With more and more EVs on the road, the need for battery recycling and reuse has emerged as a necessity to further enhance the sustainability of these vehicles. But there’s another component whose potential for a second life could be a game changer: the electric motor.
Extending the use phase of electric motors is crucial for two reasons. Firstly, they contain valuable raw materials such as copper and rare earth metals such as neodymium, which can’t be easily recovered. Secondly, the raw materials used for the motors have a larger carbon footprint than those used for a combustion engine.
Current recycling methods have proven insufficient in addressing these issues. The recycled raw materials are often contaminated and can’t be reused for motor applications, while other individual components of the electric motor are destroyed.

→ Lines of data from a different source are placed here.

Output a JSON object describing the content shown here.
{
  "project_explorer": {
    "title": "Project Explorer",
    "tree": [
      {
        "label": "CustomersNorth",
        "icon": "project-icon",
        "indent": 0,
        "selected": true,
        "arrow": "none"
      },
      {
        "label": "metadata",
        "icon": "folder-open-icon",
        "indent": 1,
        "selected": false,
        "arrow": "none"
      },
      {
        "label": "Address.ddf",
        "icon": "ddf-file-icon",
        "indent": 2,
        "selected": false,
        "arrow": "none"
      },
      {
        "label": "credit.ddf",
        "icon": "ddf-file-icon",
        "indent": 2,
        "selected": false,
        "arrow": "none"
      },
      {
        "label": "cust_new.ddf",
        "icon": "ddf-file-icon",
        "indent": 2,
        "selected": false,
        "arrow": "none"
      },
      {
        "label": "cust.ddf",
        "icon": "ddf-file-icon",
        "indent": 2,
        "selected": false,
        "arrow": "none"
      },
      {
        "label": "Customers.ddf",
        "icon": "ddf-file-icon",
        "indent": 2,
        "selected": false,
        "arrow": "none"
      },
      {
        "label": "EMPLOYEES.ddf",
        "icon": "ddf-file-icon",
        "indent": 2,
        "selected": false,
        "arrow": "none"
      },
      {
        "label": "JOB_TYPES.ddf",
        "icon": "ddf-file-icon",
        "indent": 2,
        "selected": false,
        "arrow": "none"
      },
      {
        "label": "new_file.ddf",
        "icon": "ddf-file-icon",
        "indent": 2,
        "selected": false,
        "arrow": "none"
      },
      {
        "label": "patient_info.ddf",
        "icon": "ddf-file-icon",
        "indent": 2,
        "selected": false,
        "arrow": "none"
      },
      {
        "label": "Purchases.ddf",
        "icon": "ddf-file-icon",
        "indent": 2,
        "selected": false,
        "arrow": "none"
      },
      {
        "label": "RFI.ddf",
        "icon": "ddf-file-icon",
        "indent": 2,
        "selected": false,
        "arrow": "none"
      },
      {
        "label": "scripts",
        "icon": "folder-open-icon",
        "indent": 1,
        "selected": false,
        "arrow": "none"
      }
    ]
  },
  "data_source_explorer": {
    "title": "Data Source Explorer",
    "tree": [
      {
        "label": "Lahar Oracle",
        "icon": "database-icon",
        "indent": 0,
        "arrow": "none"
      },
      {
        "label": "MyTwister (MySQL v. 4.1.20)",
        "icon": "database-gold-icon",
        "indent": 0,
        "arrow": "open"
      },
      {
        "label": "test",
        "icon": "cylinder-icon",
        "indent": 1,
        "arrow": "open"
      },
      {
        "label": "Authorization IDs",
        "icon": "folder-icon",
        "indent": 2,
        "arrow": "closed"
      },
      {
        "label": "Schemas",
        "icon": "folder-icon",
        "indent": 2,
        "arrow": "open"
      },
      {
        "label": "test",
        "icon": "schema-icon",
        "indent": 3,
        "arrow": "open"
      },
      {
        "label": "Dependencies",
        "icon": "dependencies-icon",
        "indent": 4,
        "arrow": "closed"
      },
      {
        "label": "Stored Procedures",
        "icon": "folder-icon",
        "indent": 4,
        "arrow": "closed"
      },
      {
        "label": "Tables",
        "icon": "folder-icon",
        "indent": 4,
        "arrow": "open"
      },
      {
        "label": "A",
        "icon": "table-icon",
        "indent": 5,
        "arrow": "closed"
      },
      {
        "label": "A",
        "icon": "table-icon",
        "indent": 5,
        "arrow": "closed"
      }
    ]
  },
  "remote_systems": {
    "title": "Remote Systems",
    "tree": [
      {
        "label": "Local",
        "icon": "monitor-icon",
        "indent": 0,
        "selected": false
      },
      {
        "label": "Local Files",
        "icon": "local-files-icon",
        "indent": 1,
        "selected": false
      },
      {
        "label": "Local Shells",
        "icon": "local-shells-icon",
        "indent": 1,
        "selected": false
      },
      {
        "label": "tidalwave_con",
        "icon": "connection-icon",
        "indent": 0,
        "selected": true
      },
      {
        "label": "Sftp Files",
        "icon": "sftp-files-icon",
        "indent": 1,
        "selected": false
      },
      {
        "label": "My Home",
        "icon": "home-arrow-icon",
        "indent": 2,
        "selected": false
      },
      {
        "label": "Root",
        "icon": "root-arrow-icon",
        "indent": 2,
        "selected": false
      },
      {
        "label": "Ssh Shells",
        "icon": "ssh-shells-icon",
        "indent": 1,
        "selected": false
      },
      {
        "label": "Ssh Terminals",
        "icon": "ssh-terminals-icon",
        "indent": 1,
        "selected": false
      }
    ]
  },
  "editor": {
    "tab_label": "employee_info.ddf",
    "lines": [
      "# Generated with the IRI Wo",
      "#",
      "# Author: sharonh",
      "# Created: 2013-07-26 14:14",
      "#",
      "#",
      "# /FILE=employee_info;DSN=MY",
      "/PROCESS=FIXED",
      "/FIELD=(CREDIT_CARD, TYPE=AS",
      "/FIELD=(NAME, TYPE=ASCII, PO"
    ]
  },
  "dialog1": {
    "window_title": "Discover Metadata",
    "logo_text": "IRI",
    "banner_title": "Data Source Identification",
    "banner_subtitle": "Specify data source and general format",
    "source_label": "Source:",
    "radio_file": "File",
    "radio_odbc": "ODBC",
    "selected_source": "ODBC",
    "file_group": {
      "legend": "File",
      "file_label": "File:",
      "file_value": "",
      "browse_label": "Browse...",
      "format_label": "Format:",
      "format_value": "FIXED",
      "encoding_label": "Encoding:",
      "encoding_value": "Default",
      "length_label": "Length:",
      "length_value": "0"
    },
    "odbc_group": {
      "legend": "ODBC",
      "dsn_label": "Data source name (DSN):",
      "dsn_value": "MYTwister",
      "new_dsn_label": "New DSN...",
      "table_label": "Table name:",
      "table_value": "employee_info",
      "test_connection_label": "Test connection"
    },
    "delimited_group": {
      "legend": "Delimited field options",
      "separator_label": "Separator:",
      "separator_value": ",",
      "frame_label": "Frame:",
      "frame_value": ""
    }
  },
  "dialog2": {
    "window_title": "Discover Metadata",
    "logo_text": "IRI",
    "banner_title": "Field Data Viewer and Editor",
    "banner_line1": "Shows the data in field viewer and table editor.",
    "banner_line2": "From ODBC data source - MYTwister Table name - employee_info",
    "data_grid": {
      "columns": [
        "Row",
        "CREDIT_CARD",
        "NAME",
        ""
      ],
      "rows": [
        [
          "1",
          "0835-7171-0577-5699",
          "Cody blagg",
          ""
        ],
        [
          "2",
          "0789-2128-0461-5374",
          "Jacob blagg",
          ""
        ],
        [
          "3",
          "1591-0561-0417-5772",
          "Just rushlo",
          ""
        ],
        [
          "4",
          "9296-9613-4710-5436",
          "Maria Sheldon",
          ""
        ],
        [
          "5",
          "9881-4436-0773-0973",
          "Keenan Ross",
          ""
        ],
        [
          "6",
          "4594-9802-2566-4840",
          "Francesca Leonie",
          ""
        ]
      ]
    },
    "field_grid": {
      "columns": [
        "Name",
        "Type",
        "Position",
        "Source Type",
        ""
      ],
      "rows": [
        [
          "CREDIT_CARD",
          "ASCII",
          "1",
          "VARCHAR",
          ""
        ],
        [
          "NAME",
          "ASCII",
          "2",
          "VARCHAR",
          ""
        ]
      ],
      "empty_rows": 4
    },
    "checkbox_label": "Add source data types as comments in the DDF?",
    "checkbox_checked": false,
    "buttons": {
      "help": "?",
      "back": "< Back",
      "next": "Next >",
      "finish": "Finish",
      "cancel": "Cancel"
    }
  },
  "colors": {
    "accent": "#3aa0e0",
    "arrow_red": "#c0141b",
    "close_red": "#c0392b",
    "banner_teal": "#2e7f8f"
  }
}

To help tackle this challenge, researchers from the Fraunhofer Institute for Manufacturing Engineering and Automation IPA have launched the REASSERT project.
“We want to establish a closed-loop system in which valuable resources are reused in order to eliminate dependency on raw material imports and to minimise raw material extraction,” said Julian Große Erdmann, scientist at the Institute.

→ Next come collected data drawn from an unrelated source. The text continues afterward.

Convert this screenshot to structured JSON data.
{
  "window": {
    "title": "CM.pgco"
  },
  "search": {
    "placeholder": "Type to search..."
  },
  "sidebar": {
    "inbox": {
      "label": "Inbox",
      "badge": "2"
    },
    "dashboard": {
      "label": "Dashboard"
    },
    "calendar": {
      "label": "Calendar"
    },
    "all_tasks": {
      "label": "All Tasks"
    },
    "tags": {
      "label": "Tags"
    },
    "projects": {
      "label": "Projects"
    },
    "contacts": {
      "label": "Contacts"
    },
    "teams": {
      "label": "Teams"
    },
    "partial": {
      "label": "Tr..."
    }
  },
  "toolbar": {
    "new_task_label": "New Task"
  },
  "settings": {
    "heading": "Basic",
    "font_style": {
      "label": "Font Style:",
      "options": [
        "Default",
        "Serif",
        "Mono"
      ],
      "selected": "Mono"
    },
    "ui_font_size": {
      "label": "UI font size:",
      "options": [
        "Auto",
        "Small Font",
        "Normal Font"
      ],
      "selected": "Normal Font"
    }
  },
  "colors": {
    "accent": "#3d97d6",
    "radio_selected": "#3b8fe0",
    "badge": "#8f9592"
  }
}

With this aim at its core, the project focuses on four value retention strategies: reuse of the entire engine; repair with the replacement of of defective components; remanufacturing, where all components are disassembled, cleaned, conditioned, and reassembled; and raw material recycling by disassembling the motor and sorting the individual materials before shedding.
A new process chain
The project will establish a complete process, from motor classification to disassembly, component diagnosis, reassembly, and end-of-life testing. Each of the steps included will have its own demonstrator and test rig.

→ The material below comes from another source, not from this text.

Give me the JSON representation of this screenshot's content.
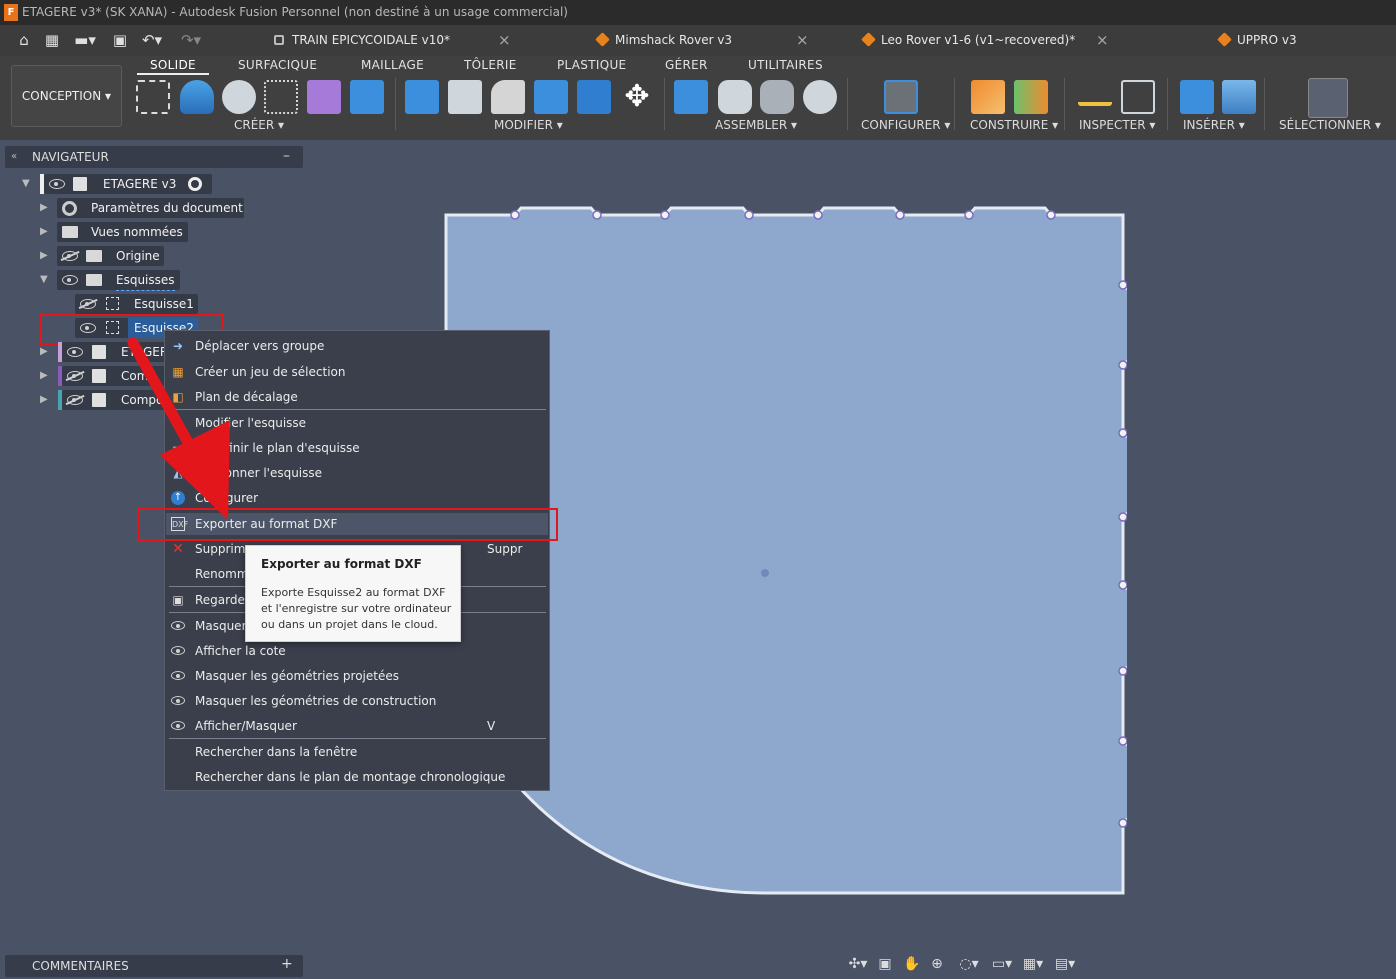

“Depending on the chosen value preservation strategy, different process steps and chains are involved, so the effort for reconditioning may vary,” explained Große Erdmann.
The team will use reference motors from the passenger EV segment and leverage a specially-developed AI tool that helps select the optimal value retention strategy for each motor.
REASSERT’s goal is to develop a prototype motor that enables the effortless application of the four value retention strategies. If successful, this could lead to the design of new electric motors that support a circular economy.
The project also involves five industry partners: Schaeffler (as consortium leader), the Karlsruhe Institute of Technology, BRIGHT Testing GmbH, iFAKT GmbH and Riebesam GmbH & Co. KG. It has secured funding by the German Federal Ministry for Economic Affairs and Climate Action.